Desde que comenzó el invierno, el antojo de algo dulce es constante y aquí te traemos la solución con el infalible para el desayuno o merienda, se trata de las rosquitas glaseadas.
Ideales para toda ocasión, es una de las recetas con las que te consagrarás en la cocina y sorprenderás a todos con tu talento culinario. ¿De qué se trata?

Hacé la receta ideal para tu desayuno o merienda.
Para las rosquitas glaseadas, necesitarás estos elementos: 125 centímetros cúbicos de agua, 125 centímetros cúbicos de leche, 125 gramos de manteca, 10 gramos de azúcar, 2 gramos de sal, 150 gramos de harina 0000 y 5 huevos. Para el glaseado, tené a mano: 25 gramos de claras, 150 gramos de azúcar y 50 centímetros cúbicos de agua.
Con los materiales listos, comenzamos la preparación de este postre dulce. En una olla, colocamos agua, leche, azúcar, pizca de sal, manteca, cocinamos a fuego lento hasta que estos ingredientes rompan hervor.
Una vez que haya hecho hervor, agregamos a la receta de rosquitas glaseadas, la esencia de vainilla y la harina, de golpe. Inmediatamente, mezclamos con la ayuda de una cuchara de madera hasta que formemos una masa que se despegue del recipiente.

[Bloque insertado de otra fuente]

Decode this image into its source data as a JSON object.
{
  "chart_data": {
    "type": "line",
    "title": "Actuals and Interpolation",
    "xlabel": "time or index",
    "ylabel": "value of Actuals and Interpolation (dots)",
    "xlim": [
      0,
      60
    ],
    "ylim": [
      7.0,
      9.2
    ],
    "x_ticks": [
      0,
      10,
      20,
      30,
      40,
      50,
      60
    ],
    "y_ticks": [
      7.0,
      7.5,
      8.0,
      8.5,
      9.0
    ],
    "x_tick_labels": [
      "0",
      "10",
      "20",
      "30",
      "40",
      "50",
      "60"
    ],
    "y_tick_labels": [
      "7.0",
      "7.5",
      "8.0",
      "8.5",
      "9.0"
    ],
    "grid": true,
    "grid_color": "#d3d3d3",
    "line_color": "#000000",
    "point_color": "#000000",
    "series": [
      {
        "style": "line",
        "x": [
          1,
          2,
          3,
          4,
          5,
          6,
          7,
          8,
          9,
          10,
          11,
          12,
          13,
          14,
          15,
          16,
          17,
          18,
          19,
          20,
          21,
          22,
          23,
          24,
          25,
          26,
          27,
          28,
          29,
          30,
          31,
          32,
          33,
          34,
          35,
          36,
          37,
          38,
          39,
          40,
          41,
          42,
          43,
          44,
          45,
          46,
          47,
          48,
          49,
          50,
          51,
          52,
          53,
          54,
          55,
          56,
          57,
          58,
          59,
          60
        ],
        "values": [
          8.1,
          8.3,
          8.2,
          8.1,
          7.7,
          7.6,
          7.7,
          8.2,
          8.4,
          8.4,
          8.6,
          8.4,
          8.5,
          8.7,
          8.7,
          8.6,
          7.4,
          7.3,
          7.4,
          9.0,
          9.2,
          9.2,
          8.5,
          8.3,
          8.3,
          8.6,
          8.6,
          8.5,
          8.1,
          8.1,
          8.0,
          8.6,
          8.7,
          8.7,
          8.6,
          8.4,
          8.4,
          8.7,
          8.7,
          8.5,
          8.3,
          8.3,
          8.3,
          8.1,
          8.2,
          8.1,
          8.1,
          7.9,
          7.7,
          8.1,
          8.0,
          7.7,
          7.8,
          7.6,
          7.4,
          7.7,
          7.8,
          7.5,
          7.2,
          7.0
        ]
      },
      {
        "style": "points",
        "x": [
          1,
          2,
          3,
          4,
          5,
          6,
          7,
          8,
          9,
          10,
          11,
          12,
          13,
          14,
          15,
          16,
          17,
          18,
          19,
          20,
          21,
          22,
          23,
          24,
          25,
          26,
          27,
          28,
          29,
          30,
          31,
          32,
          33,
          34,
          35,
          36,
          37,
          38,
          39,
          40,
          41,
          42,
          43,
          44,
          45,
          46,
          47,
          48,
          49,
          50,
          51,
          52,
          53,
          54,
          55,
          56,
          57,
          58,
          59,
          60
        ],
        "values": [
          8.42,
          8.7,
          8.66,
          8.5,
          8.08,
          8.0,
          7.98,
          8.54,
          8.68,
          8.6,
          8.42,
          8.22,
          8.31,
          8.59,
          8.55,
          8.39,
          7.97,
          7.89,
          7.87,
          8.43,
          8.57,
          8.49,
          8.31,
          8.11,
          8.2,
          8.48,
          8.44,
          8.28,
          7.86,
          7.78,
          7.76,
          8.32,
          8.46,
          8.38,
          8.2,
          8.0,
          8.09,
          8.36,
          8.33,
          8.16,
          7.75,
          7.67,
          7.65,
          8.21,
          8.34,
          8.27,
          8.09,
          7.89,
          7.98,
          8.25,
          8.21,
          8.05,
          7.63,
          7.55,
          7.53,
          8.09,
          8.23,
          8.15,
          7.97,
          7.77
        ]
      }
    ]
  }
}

Así es la consistencia que tenés que lograr. Fuente: Estefi Colombo
Ahora, trasladá la masa de las rosquitas a otro recipiente y esperá unos minutos hasta que baje la temperatura o se enfríe. Luego, añadí los huevos hasta que obtengas una textura pegajosa, pero que no se rompa.
Si cumpliste con éxito el paso anterior, tené lista una manga con cuello plisado, incorporá la masa de las rosquitas glaseadas y asegurate que no desborde por los costados.

Decorá los las rosquitas glaseados como quieras.
Prepará una placa para horno, previamente enmantecada, y enharinada, y ahora hacé las rosquitas dentro de la fuente, dejalas reposar hasta que tomen color y se eleven. Como tip, tené el horno precalentado a 200 grados y llevalas a cocción a una temperatura de 160.
Por otro lado, hacemos el glaseado. En una hornalla, colocamos una olla con agua y azúcar, esperemos que rompa el primer hervor y hacemos un merengue italiano. Mezclá y cuando notes mediante una técnica de un burbujeo que la consistencia hace globitos, traspasalo a la batidora y batí hasta que logres el merengue fluido.
Finalmente, añadí las rosquitas en el recipiente del merengue para bañarlas con el glaseado, las vas apoyando de a una en una placa y aceleramos el proceso de secado con azúcar impalpable. ¡A degustar!